Martelly also used the money to help his protégé, Jovenel Moïse, come to power on Feb. 7, 2017. Unfortunately for Moïse (having come to power just as Donald Trump did), he was about to become collateral damage in Washington’s escalating war against Venezuela.

Surrounded by a gaggle of anti-communist neo-cons, Trump immediately stepped up hostility against the Bolivarian Republic, slapping far-ranging economic sanctions on Nicolas Maduro’s government. Haiti was already in arrears in its payments to Venezuela, but the U.S. sanctions now made it impossible to pay their PetroCaribe oil bill (or gave them a golden excuse), and the Haiti PetroCaribe deal effectively ended in October 2017.

Life in Haiti, which was already extremely difficult, now became untenable. With the Venezuelan crude spigot now closed, Washington’s enforcer, the International Monetary Fund (IMF), told Jovenel he had to raise gas prices, which he tried to do on Jul. 6, 2018. The result was a three-day popular explosion which was the precursor to today’s revolt.

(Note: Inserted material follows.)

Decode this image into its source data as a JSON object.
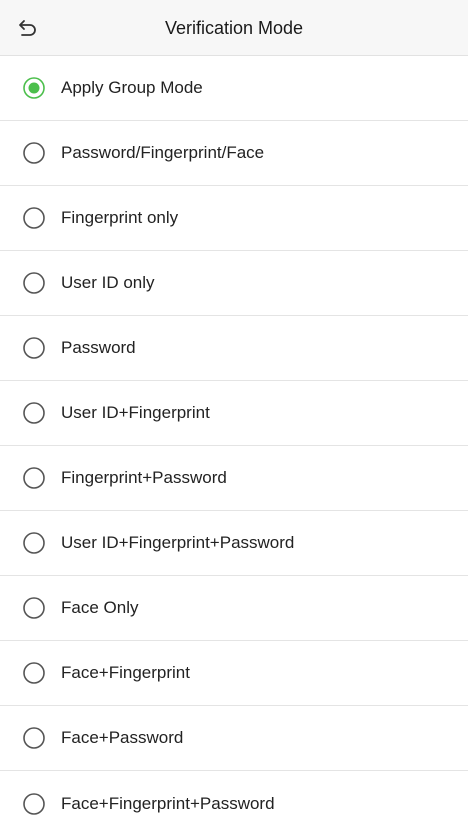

On Feb. 12 in Port-au-Prince’s Champ de Mars, a Haitian demonstrator holds a Venezuelan flag in solidarity with the Bolivarian revolution. Haiti’s current uprising results from deep hunger and anger, but also outrage at Jovenel Moïse’s betrayal of Nicolas Maduro. Credit: Daniel Tercier/Haïti Liberté

At about the same time, a mass movement began asking what had happened to the $4.3 billion in Venezuelan oil revenues which Haiti had received over the previous decade. “Kot kòb PetroCaribe a?” – “Where’s the PetroCaribe money?” – growing thousands of demonstrators asked. The PetroCaribe Fund was supposed to pay for hospitals, schools, roads, and other social projects, but the people saw virtually nothing accomplished. Two 2017 Senate investigations confirmed that the money (the second report said $1.7 billion) had been mostly diverted into other pockets.

So, what was the straw that broke the camel’s back? It was the treachery of Jovenel Moïse against the Venezuelans after their exemplary solidarity. On Jan. 10, 2019, in a vote at the Organization of American States (OAS), Haiti voted in favor of a Washington-sponsored motion to say that Nicolas Maduro was “illegitimate,” after he won over two-thirds of the vote in a May 2018 election.

Already, Haitians were angry about the unbridled corruption, hungry from skyrocketing inflation and unemployment, and frustrated from years of false promises and foreign military humiliation and violence. But this spectacularly cynical betrayal by Jovenel and his cronies, in an attempt to win Washington’s help to rescue them from the growing fires beneath them, was the last straw.

Surprised and paralyzed by its lack of options (and its own internal squabbles), Washington is now watching with horror the not-so-sudden collapse of the rotten political and economic edifice it has built in Haiti over the past 28 years since its first coup d’état against Aristide in 1991 until its latest “electoral coup d’état” which brought Jovenel to power in 2017.

The U.S. Embassy is surely feverishly seeking to cobble together a stop-gap solution, using the UN, OAS, Brazil, Colombia, and the Haitian elite as their helpers. But the results are likely to be no more durable than they were in the late 1980s.

Ironically, it was Venezuelan solidarity which may have postponed for a decade the political hurricane now engulfing Haiti.

It is also fitting that U.S. aggression against Venezuela’s Bolivarian revolution has created a cascade of unintended consequences and blowback, fed by the Haitian people’s deep sense of gratitude and recognition for Venezuela’s contribution to them, just as Hugo Chavez and Nicolas Maduro often said that PetroCaribe was given “to repay the historic debt that Venezuela owes the Haitian people.”